Quanto ao 4, foi respondido acima a partir da citação direta de Tomas que argumenta que a lei divina ordena a ação humana. Portanto, a lei divina não pertence somente a Deus.
    Quanto ao 3, ao desenvolver a lei eterna, Aquinas parece se apoiar muito em Santo Agostinho e no texto bíblico. A necessidade da lei divina, segundo ele, ocorre em função de quatro motivos. Ela ocorre1) para que o homem atinja a visão beatifica ao se dirigir para Deus, pois o mundo é governado por uma providência divina como ficou dito no primeiro artigo sobre a Lei Eterna; 2) para que o homem não tenha juízos contingentes e contraditórios; a lei divina estabelece um único modo reto de orientar a vida humana; 3) para que o homem possa ordenar os atos interiores, pois a lei divina é a que pode transcender o exterior e 4) para eliminar todo o mau, pois a lei humana não é párea para isso. Portanto, o que se poderia concluir é que a lei eterna é algo que Aquinas acrescenta e isso faz com que, nesse ponto, haja uma divergência em relação a Aristóteles. A lei eterna é o que parece ser o diferencial de Aquinas quando comparado a Aristóteles, pois ela transcende a legislação de um legislador, ela está em um grau que diverge, pois é uma relação entre os homens, mas de acordo com Deus e não com um legislador humano.

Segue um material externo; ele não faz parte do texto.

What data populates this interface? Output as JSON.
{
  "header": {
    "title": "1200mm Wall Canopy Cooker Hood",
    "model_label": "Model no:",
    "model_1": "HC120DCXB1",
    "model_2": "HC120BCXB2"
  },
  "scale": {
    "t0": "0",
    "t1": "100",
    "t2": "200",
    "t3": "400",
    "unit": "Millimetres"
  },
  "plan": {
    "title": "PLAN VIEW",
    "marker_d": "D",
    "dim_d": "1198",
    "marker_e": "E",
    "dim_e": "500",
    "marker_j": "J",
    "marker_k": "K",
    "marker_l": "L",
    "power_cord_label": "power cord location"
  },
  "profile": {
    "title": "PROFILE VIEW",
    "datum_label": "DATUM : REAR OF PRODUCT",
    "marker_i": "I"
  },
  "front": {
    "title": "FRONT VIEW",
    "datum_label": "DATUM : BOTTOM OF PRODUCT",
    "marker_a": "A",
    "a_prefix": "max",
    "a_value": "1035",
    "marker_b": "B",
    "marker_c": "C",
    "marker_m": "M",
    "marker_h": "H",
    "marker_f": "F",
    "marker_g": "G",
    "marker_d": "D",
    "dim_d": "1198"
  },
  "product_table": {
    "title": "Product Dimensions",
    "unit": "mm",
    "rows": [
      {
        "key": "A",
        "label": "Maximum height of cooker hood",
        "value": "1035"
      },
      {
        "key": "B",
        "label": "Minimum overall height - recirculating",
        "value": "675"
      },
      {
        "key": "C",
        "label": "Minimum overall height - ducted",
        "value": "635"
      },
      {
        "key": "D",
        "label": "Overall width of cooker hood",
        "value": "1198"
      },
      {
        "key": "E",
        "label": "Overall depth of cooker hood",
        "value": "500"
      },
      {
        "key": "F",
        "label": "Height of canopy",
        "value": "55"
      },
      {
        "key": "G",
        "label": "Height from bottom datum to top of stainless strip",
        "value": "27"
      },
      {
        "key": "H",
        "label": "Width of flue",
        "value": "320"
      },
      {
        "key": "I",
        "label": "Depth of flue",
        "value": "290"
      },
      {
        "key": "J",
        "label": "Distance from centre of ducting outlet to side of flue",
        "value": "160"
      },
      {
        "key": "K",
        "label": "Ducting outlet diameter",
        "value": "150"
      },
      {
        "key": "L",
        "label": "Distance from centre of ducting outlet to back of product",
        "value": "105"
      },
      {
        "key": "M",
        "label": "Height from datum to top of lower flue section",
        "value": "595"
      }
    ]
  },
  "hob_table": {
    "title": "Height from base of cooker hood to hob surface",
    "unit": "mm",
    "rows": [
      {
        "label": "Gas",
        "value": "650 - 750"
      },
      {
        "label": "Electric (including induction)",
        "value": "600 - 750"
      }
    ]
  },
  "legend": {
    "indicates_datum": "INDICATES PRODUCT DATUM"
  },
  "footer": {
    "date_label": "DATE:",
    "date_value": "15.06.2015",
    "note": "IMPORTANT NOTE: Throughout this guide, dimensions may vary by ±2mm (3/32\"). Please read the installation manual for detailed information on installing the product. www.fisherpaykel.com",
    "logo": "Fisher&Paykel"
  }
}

    Acontece é que mesmo que a lei eterna esteja na essência humana, é necessário o princípio racional na condição humana para que haja uma deliberação para buscar o fim divino (visão beatifica). Caso contrário, Aquinas teria feito um método semelhante ao de Descartes, que consiste em duvidar do mundo sensível para realizar uma meditação interior e, a partir disso, ao ter a confirmação da existÊncia de Deus, voltar-se para o mundo de acordo com as certezas da lei sobre o mundo sensível. Em Aquinas, ocorre um processo contrário, é no mundo sensível que, a partir das abstrações, é possível, então, conceber a causa divina e agir de acordo com uma razão que participa da providência divina. Não cheguei a me aprofundar o tópico a seguir, apenas levanto uma hipótese “às cegas”, mas algo que analisaria é se a proposta de Anscombe não estaria mais relacionada com o modelo cartesiano do que tomista, pois, em caso positivo, seria na filosofia moderna, com o racionalismo, que a noção de dever e moral seria descartada, e não com a escolástica.
    O que pretendo concluir é que há, em Aquinas, duas legislações: a humana e a divina. A humana é semelhante a proposta por Aristóteles; enquanto a divina não. Entretanto, o modo do homem agir conforme a razão frente a essas duas legislações (uma que possui a lei humana e outra que possui a lei divina) é semelhante. A proposta de Aquinas parece indicar que o homem tem a potência para agir de acordo com as predições da lei eterna e, feito isso, desenvolver uma lei de acordo com a lei divina. Uma vez que isso for possível, irá repercutir na noção de justiça, uma vez que a justiça divina é perfeita, pois está de acordo com a lei eterna. O que parece haver um Aquinas, que difere de Aristóteles, é que a justiça humana pode sofrer mudanças até se elevar conforma a justiça divina para que o homem possa atingir a visão beatifica.

REFERÊNCIAS BIBLIOGRÁFICAS
ANSCOMBE, G. E. M. Modern Moral Philosophy. Philosophy, vol. 33, n. 124, 1958.
ARISTÓTELES. Ética a Nicômaco. Coleção Os Pensadores.
AQUINO, Tomás de. Suma Teológica. Loyola: São Paulo, 2012.
CRASNIEVICZ, Jaecir. A Noção de Justiça em Tomás de Aquino: uma leitura da suma teológica. Tese de Doutorado. Pontifícia Universidade Católica do Rio Grande do Sul. 1998.
HARDIE, W. F. R. Sobre a Ética Nicomaqueia de Aristóteles. In: ZINGANO, Marco, Sobre a Ética Nicomaqueia de Aristóteles: Textos Selecionados. Odysseus: São Paulo, 2010. p. 42-64.
IRWIN, T. H. Tomas de Aquino, lei natural e eudaimonismo aristotélico. In: KRAUT, Richard, Aristóteles: a Ética a Nicômaco. ARTMED: Porto Alegre, 2009. p. 297-313.
PIGDEN, Charles. Anscombe on ‘Ought’. Philosophical Quarterly, vol. 38, n. 50, pp. 20-41, 1988.